Mademoiselle … wie war doch gleich ihr Name?

Clavine, ergänzte Heroult.

Wo treffe ich sie an?

Françoise hat sich in ihr Hotelzimmer zurückgezogen. Diese schrecklichen Ereignisse haben sie sehr mitgenommen. Wir haben uns für heute abend so gegen acht im Yachtclub zum Essen verabredet.

Und das Kaninchen in der Casserolle, das Madame Bertrand vorbereitet? Roubaix zog erstaunt die Augenbrauen hoch. Das ist für Monsieur Pirez und seine Gattin. Heroult bemühte sich, nicht abschätzig zu klingen.

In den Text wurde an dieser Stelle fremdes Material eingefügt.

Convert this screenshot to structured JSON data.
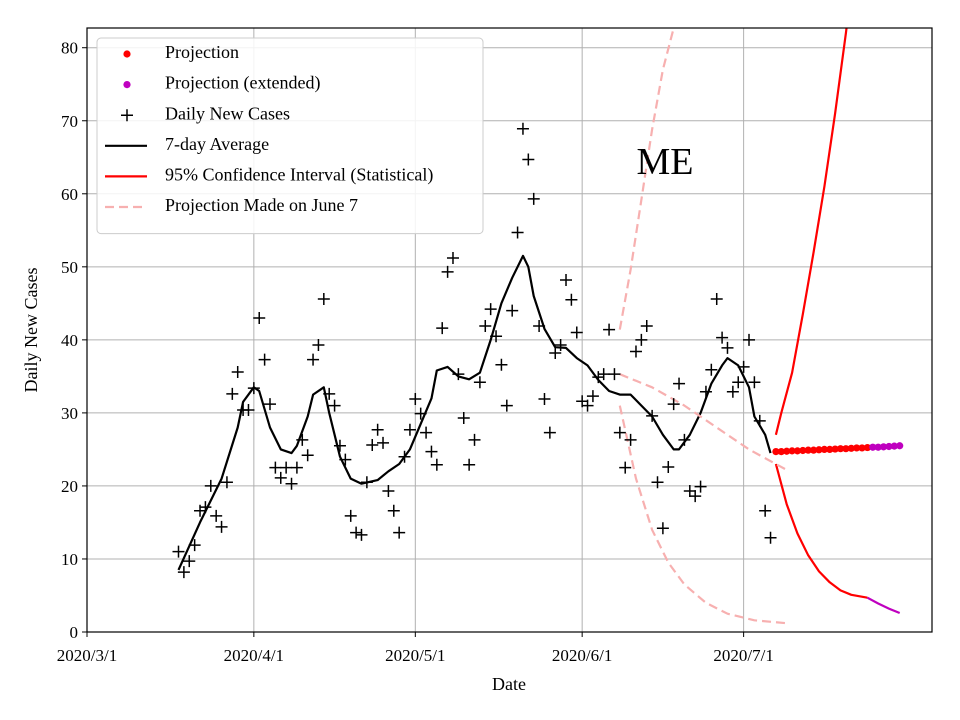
{
  "chart_data": {
    "type": "line",
    "xlabel": "Date",
    "ylabel": "Daily New Cases",
    "annotation": "ME",
    "xlim": [
      "2020/3/1",
      "2020/8/5"
    ],
    "xticks": [
      "2020/3/1",
      "2020/4/1",
      "2020/5/1",
      "2020/6/1",
      "2020/7/1"
    ],
    "ylim": [
      0,
      82.7
    ],
    "yticks": [
      0,
      10,
      20,
      30,
      40,
      50,
      60,
      70,
      80
    ],
    "grid": true,
    "legend": "upper left",
    "series": [
      {
        "name": "Projection",
        "style": "dots",
        "color": "#ff0000",
        "x": [
          "2020/7/7",
          "2020/7/8",
          "2020/7/9",
          "2020/7/10",
          "2020/7/11",
          "2020/7/12",
          "2020/7/13",
          "2020/7/14",
          "2020/7/15",
          "2020/7/16",
          "2020/7/17",
          "2020/7/18",
          "2020/7/19",
          "2020/7/20",
          "2020/7/21",
          "2020/7/22",
          "2020/7/23",
          "2020/7/24"
        ],
        "values": [
          24.7,
          24.7,
          24.75,
          24.8,
          24.8,
          24.85,
          24.9,
          24.9,
          24.95,
          25.0,
          25.0,
          25.05,
          25.1,
          25.1,
          25.15,
          25.2,
          25.2,
          25.25
        ]
      },
      {
        "name": "Projection (extended)",
        "style": "dots",
        "color": "#bf00bf",
        "x": [
          "2020/7/25",
          "2020/7/26",
          "2020/7/27",
          "2020/7/28",
          "2020/7/29",
          "2020/7/30"
        ],
        "values": [
          25.3,
          25.3,
          25.35,
          25.4,
          25.45,
          25.5
        ]
      },
      {
        "name": "Daily New Cases",
        "style": "plus",
        "color": "#000000",
        "x": [
          "2020/3/18",
          "2020/3/19",
          "2020/3/20",
          "2020/3/21",
          "2020/3/22",
          "2020/3/23",
          "2020/3/24",
          "2020/3/25",
          "2020/3/26",
          "2020/3/27",
          "2020/3/28",
          "2020/3/29",
          "2020/3/30",
          "2020/3/31",
          "2020/4/1",
          "2020/4/2",
          "2020/4/3",
          "2020/4/4",
          "2020/4/5",
          "2020/4/6",
          "2020/4/7",
          "2020/4/8",
          "2020/4/9",
          "2020/4/10",
          "2020/4/11",
          "2020/4/12",
          "2020/4/13",
          "2020/4/14",
          "2020/4/15",
          "2020/4/16",
          "2020/4/17",
          "2020/4/18",
          "2020/4/19",
          "2020/4/20",
          "2020/4/21",
          "2020/4/22",
          "2020/4/23",
          "2020/4/24",
          "2020/4/25",
          "2020/4/26",
          "2020/4/27",
          "2020/4/28",
          "2020/4/29",
          "2020/4/30",
          "2020/5/1",
          "2020/5/2",
          "2020/5/3",
          "2020/5/4",
          "2020/5/5",
          "2020/5/6",
          "2020/5/7",
          "2020/5/8",
          "2020/5/9",
          "2020/5/10",
          "2020/5/11",
          "2020/5/12",
          "2020/5/13",
          "2020/5/14",
          "2020/5/15",
          "2020/5/16",
          "2020/5/17",
          "2020/5/18",
          "2020/5/19",
          "2020/5/20",
          "2020/5/21",
          "2020/5/22",
          "2020/5/23",
          "2020/5/24",
          "2020/5/25",
          "2020/5/26",
          "2020/5/27",
          "2020/5/28",
          "2020/5/29",
          "2020/5/30",
          "2020/5/31",
          "2020/6/1",
          "2020/6/2",
          "2020/6/3",
          "2020/6/4",
          "2020/6/5",
          "2020/6/6",
          "2020/6/7",
          "2020/6/8",
          "2020/6/9",
          "2020/6/10",
          "2020/6/11",
          "2020/6/12",
          "2020/6/13",
          "2020/6/14",
          "2020/6/15",
          "2020/6/16",
          "2020/6/17",
          "2020/6/18",
          "2020/6/19",
          "2020/6/20",
          "2020/6/21",
          "2020/6/22",
          "2020/6/23",
          "2020/6/24",
          "2020/6/25",
          "2020/6/26",
          "2020/6/27",
          "2020/6/28",
          "2020/6/29",
          "2020/6/30",
          "2020/7/1",
          "2020/7/2",
          "2020/7/3",
          "2020/7/4",
          "2020/7/5",
          "2020/7/6"
        ],
        "values": [
          11.0,
          8.2,
          9.7,
          11.9,
          16.6,
          17.1,
          20.0,
          15.9,
          14.4,
          20.5,
          32.6,
          35.6,
          30.4,
          30.4,
          33.4,
          43.0,
          37.3,
          31.2,
          22.5,
          21.1,
          22.5,
          20.3,
          22.5,
          26.3,
          24.2,
          37.3,
          39.3,
          45.6,
          32.6,
          31.0,
          25.5,
          23.6,
          15.9,
          13.6,
          13.3,
          20.5,
          25.6,
          27.7,
          25.9,
          19.3,
          16.6,
          13.6,
          24.0,
          27.7,
          31.9,
          29.9,
          27.3,
          24.7,
          22.9,
          41.6,
          49.3,
          51.2,
          35.3,
          29.3,
          22.9,
          26.3,
          34.2,
          41.9,
          44.2,
          40.5,
          36.6,
          31.0,
          44.0,
          54.7,
          68.9,
          64.7,
          59.3,
          41.9,
          31.9,
          27.3,
          38.2,
          39.3,
          48.2,
          45.5,
          41.0,
          31.6,
          31.0,
          32.3,
          34.9,
          35.3,
          41.4,
          35.3,
          27.3,
          22.5,
          26.3,
          38.4,
          40.0,
          41.9,
          29.6,
          20.5,
          14.2,
          22.6,
          31.2,
          34.0,
          26.3,
          19.3,
          18.6,
          19.9,
          32.9,
          35.9,
          45.6,
          40.3,
          38.9,
          32.9,
          34.2,
          36.3,
          40.0,
          34.2,
          28.9,
          16.6,
          12.9
        ]
      },
      {
        "name": "7-day Average",
        "style": "line",
        "color": "#000000",
        "x": [
          "2020/3/18",
          "2020/3/22",
          "2020/3/26",
          "2020/3/29",
          "2020/3/30",
          "2020/4/1",
          "2020/4/2",
          "2020/4/4",
          "2020/4/6",
          "2020/4/8",
          "2020/4/9",
          "2020/4/11",
          "2020/4/12",
          "2020/4/14",
          "2020/4/15",
          "2020/4/17",
          "2020/4/19",
          "2020/4/21",
          "2020/4/24",
          "2020/4/26",
          "2020/4/28",
          "2020/4/30",
          "2020/5/2",
          "2020/5/4",
          "2020/5/5",
          "2020/5/7",
          "2020/5/9",
          "2020/5/11",
          "2020/5/13",
          "2020/5/15",
          "2020/5/17",
          "2020/5/19",
          "2020/5/21",
          "2020/5/22",
          "2020/5/23",
          "2020/5/25",
          "2020/5/27",
          "2020/5/29",
          "2020/5/31",
          "2020/6/2",
          "2020/6/4",
          "2020/6/6",
          "2020/6/8",
          "2020/6/10",
          "2020/6/12",
          "2020/6/14",
          "2020/6/16",
          "2020/6/18",
          "2020/6/19",
          "2020/6/21",
          "2020/6/23",
          "2020/6/25",
          "2020/6/27",
          "2020/6/28",
          "2020/6/30",
          "2020/7/2",
          "2020/7/3",
          "2020/7/5",
          "2020/7/6"
        ],
        "values": [
          8.5,
          15,
          21,
          28,
          31.5,
          33.5,
          33,
          28,
          25,
          24.5,
          25.5,
          29.5,
          32.5,
          33.5,
          30,
          24,
          21,
          20.3,
          20.8,
          22,
          23,
          25,
          28.5,
          32,
          35.8,
          36.3,
          35,
          34.6,
          35.5,
          40,
          45,
          48.5,
          51.5,
          50,
          46,
          41.5,
          39,
          38.9,
          37.5,
          36.5,
          34.5,
          33,
          32.5,
          32.5,
          31,
          29.5,
          27,
          25,
          25,
          27,
          30,
          34,
          36.5,
          37.5,
          36.5,
          33.5,
          29.5,
          27,
          24.5
        ]
      },
      {
        "name": "95% Confidence Interval (Statistical)",
        "style": "line",
        "color": "#ff0000",
        "x": [
          "2020/7/7",
          "2020/7/8",
          "2020/7/10",
          "2020/7/12",
          "2020/7/14",
          "2020/7/16",
          "2020/7/18",
          "2020/7/20",
          "2020/7/22"
        ],
        "values": [
          27,
          30,
          35.5,
          43.5,
          52,
          61,
          71,
          82,
          94
        ]
      },
      {
        "name": "Projection Made on June 7",
        "style": "dashed",
        "color": "#f7b0b0",
        "x": [
          "2020/6/8",
          "2020/6/10",
          "2020/6/12",
          "2020/6/14",
          "2020/6/16",
          "2020/6/18"
        ],
        "values": [
          41.4,
          49.6,
          59.2,
          68.8,
          77,
          82.7
        ]
      },
      {
        "style": "line",
        "color": "#ff0000",
        "x": [
          "2020/7/7",
          "2020/7/9",
          "2020/7/11",
          "2020/7/13",
          "2020/7/15",
          "2020/7/17",
          "2020/7/19",
          "2020/7/21",
          "2020/7/24"
        ],
        "values": [
          23,
          17.5,
          13.5,
          10.5,
          8.3,
          6.8,
          5.7,
          5.1,
          4.7
        ]
      },
      {
        "style": "line",
        "color": "#bf00bf",
        "x": [
          "2020/7/24",
          "2020/7/26",
          "2020/7/28",
          "2020/7/30"
        ],
        "values": [
          4.7,
          3.9,
          3.2,
          2.6
        ]
      },
      {
        "style": "dashed",
        "color": "#f7b0b0",
        "x": [
          "2020/6/8",
          "2020/6/14",
          "2020/6/20",
          "2020/6/26",
          "2020/7/2",
          "2020/7/9"
        ],
        "values": [
          35.3,
          33.5,
          31,
          28,
          25,
          22.2
        ]
      },
      {
        "style": "dashed",
        "color": "#f7b0b0",
        "x": [
          "2020/6/8",
          "2020/6/11",
          "2020/6/14",
          "2020/6/17",
          "2020/6/20",
          "2020/6/24",
          "2020/6/28",
          "2020/7/3",
          "2020/7/9"
        ],
        "values": [
          31,
          21,
          14,
          9.5,
          6.5,
          4,
          2.5,
          1.6,
          1.2
        ]
      }
    ]
  }
}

Gut, Monsieur Heroult, ich will sie nicht länger aufhalten. Trotzdem möchte ich sie bitten, St. Cyr in den nächsten Tagen nicht zu verlassen.

Stehe ich etwa unter Mordverdacht? lächelte Heroult süffisant.

Wie so ziemlich jeder hier in der Villa St. Fleurie. Arnoult verabschiedete sich mit einem Kopfnicken.